Integration of paper-based colorimetric microdevice and magnetic nanoparticles affinity for high-throughput capture of antimicrobial resistance-reversing agent from complex natural products.

Efficient analysis of active ingredient in complex natural products is crucial for drug discovery, but developing a simple method for this is challenging. The discovery of drugs against bacterial resistance is urgent because drug-resistant bacteria produce β-lactamases, which inactivate antibiotics and increase infection risks, particularly the AmpC β-lactamase. Here, an integrated analytical model based on colorimetric sensing and magnetic nanoparticles (MNPs) affinity chromatography was developed for screening AmpC β-lactamase inhibitors. A paper-based colorimetric microdevice was designed for rapid identification of inhibitors in complex samples. Magnetic nanoparticles affinity was then utilized to capture, isolate and identify the active ingredient by immobilized enzyme technology. This comprehensive analytical model greatly improves the efficiency and accuracy of inhibitor screening compared to other screening methods. Finally, the method was applied to screen AmpC β-lactamase activity inhibitors from five natural medicines.
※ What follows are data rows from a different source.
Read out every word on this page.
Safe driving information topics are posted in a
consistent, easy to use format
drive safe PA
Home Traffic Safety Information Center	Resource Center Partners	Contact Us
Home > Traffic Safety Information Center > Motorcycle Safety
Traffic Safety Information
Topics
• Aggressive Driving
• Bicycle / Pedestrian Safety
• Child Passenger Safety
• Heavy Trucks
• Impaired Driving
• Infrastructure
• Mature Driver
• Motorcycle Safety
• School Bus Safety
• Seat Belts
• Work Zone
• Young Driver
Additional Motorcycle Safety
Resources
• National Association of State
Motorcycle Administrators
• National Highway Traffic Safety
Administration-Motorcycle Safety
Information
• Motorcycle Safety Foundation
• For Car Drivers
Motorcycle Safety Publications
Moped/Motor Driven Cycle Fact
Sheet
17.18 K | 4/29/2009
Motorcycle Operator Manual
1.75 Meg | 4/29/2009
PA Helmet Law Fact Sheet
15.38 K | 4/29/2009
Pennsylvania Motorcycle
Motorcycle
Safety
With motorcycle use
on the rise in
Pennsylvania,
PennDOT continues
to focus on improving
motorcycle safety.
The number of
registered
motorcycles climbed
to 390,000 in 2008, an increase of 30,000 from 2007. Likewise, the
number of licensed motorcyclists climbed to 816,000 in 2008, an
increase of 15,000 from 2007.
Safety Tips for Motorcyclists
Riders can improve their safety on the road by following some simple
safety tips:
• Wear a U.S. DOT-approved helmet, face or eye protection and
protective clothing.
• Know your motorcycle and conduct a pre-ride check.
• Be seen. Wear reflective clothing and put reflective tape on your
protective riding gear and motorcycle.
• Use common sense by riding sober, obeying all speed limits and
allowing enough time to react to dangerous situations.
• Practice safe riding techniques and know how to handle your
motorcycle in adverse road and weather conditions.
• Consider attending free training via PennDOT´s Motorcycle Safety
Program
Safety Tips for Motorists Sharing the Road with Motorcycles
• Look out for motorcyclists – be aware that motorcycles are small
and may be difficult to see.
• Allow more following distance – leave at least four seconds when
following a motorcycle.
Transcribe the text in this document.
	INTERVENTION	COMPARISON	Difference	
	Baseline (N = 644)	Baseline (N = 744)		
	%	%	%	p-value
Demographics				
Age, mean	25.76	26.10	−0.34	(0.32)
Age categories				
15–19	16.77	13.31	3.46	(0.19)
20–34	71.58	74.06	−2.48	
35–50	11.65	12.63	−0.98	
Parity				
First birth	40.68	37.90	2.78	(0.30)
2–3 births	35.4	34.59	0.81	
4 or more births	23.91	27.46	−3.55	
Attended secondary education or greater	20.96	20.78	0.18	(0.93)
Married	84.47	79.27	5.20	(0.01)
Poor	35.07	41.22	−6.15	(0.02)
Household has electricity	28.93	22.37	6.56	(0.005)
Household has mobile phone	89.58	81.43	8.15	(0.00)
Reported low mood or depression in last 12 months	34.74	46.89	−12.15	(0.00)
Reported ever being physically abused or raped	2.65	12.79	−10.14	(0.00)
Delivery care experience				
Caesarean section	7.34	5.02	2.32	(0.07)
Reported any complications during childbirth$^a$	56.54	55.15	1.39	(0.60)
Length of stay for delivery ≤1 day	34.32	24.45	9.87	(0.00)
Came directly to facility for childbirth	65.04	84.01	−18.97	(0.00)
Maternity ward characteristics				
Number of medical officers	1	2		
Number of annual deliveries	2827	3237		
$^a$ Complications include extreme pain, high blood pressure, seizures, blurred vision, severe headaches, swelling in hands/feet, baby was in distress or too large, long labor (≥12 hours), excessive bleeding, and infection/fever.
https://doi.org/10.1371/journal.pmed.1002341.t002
As a result, epicatechin gallate, a potential active component of AmpC β-lactamase, was successfully identified from Rhodiola rosea L. After thorough integration with in vitro antibacterial assays, the activity of the screened compounds was further substantiated. Their binding was further explored by molecular docking and molecular dynamics simulations. Consequently, potential AmpC β-lactamase inhibitors are rapidly and precisely captured from complex natural products by this method, which will offer novel insights into the screening of enzyme inhibitors within natural products.